While reading Grown up Digital, I quickly understood that the education system in America is in the same sorry state as our health care system. And What Would Google Do? highlights many of the same problems. The language the young people speak, the way their minds work, and how they learn seems like ADD to a greying generation of leaders. However, there are people out there thinking much smarter than the status quo:
After 13 years of work getting a K-12 education, why is it that all a student has to show for it is (if things go well) a diploma?
It seems to me like our goals should be so much different, such as:
In writing: students should have a very rich blog with hundreds of quality posts on it, as well as several major self-published pieces and several other items that were genuinely published by outside sources (editorials in the local paper, columns for a trade magazine, etc.)
In science: students should have at least one patent and/or at least one invention that they’ve actually created a prototype for (or, better, that has had copies of which have actually sold)
In math: students should be able to balance a checkbook, understand how to stay out of debt and avoid credit spending, and understand how to interpret biased statistics and advertisements correctly; they should also be able to solve any real-world math problem they may encounter in life (figuring out the reduced cost of having improved gas mileage, determining the amount of interest that would accrue on various home loans, figuring out which jar of peanut butter costs less per ounce, being able to make two-thirds of a batch of something, etc.).
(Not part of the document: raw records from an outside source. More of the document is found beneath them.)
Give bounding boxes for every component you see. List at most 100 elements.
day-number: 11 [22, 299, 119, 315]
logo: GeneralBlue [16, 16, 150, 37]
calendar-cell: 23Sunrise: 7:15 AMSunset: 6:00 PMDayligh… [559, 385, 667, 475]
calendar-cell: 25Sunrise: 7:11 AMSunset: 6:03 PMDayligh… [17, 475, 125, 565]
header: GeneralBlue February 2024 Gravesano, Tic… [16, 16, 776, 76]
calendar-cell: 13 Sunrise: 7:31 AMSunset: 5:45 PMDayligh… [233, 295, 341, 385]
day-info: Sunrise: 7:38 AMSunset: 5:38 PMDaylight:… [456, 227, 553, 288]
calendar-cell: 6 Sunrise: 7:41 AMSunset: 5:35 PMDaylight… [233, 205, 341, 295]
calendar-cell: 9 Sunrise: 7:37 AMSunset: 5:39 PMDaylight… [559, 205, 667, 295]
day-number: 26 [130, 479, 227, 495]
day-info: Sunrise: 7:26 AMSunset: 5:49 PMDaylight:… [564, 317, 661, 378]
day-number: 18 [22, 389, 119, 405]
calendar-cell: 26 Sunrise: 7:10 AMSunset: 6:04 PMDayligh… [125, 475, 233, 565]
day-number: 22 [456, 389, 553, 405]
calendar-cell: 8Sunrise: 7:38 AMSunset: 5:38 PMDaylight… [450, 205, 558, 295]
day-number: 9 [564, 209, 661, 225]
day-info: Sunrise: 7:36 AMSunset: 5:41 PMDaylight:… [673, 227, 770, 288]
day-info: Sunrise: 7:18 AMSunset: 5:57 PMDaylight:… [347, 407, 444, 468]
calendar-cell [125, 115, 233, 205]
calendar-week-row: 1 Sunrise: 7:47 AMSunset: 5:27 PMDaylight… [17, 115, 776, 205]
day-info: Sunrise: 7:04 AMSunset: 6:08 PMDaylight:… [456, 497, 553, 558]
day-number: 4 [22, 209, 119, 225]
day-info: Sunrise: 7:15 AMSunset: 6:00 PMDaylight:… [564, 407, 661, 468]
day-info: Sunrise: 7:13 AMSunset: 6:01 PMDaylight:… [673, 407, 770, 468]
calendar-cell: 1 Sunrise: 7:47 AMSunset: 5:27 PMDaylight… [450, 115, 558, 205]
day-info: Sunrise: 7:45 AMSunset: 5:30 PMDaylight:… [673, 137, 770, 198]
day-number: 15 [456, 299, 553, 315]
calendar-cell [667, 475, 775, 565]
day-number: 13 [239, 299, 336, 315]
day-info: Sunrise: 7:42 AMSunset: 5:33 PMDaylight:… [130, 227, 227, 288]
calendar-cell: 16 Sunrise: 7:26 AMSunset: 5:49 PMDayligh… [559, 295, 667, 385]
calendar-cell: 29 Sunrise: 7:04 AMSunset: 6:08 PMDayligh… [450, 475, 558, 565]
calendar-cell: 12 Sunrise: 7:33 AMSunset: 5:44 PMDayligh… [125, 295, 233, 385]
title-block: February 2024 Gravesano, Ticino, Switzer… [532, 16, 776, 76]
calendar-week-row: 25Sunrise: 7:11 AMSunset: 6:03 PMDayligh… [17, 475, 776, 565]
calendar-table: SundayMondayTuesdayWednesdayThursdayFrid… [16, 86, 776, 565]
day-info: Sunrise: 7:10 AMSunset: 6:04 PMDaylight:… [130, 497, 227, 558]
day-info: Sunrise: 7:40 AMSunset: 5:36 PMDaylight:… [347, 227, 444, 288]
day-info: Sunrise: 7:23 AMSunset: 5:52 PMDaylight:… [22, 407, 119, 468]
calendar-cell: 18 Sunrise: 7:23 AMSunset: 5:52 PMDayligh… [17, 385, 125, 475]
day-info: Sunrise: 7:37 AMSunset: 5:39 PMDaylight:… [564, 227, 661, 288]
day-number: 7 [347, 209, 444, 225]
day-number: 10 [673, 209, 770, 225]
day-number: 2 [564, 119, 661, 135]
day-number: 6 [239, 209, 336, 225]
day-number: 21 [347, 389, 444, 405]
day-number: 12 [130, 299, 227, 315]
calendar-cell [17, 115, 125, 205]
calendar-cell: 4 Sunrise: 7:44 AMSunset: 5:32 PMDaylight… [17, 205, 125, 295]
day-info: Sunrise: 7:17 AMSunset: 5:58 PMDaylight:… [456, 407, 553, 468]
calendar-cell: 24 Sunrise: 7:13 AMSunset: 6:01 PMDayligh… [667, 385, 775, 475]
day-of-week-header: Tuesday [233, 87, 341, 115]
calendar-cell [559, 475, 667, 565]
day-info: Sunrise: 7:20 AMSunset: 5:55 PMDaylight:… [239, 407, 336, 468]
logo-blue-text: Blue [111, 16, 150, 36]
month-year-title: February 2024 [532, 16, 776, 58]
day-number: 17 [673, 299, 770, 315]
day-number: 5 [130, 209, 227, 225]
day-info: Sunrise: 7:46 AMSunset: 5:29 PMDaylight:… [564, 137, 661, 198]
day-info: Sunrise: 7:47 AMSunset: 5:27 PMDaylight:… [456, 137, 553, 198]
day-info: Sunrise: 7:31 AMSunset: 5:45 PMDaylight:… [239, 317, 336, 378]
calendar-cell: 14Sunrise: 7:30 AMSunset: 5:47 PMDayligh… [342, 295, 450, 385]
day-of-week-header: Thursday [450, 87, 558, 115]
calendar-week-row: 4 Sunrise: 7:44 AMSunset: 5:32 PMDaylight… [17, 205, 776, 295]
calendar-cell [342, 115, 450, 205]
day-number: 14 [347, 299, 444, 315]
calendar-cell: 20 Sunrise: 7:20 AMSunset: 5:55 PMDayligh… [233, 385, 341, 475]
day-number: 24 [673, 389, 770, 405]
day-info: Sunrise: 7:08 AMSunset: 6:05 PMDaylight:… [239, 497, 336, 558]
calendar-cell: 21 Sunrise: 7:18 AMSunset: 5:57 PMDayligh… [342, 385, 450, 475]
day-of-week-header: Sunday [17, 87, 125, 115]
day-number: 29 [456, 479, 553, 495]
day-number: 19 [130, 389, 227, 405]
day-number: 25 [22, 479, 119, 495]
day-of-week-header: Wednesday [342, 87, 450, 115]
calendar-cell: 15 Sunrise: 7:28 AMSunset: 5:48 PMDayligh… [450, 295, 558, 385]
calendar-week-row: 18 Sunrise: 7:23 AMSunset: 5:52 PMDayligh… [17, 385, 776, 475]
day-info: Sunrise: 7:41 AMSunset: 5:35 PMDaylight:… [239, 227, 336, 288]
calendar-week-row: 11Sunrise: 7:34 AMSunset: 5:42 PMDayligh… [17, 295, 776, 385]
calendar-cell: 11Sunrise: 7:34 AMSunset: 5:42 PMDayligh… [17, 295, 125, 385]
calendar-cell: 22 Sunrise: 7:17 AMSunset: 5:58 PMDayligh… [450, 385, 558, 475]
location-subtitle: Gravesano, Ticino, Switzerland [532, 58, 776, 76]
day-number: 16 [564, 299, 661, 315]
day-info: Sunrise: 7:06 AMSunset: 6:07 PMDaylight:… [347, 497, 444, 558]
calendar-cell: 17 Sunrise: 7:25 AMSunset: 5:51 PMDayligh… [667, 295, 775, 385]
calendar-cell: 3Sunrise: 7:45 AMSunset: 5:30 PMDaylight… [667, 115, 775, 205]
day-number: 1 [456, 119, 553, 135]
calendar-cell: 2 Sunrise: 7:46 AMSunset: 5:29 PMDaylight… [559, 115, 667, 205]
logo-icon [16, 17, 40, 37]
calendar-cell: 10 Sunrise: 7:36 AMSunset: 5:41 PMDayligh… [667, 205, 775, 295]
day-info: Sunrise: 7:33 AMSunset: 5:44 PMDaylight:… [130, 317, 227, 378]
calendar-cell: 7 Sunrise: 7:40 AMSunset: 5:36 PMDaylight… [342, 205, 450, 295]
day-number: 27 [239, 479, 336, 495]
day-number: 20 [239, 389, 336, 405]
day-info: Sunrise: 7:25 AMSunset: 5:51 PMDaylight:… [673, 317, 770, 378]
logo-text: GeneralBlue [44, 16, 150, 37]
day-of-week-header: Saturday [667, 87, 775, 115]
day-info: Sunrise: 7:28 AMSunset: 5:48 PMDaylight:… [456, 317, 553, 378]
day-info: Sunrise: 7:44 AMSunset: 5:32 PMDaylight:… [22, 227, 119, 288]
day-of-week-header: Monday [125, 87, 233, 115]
In social studies: students should be able to read every article in the newspaper and understand (when applicable) the article’s significance and the historical events that have led up to the event being described. When applicable, students should also understand the geography of the location(s) being discussed, as well as the religious and political backgrounds of the people groups involved
Finally: students should be heading to their post-K-12 life with a plan for the future, rather than just heading to college because everyone is doing it. They should have an extensive understanding of a significant number of careers in their preferred field(s) of study as well.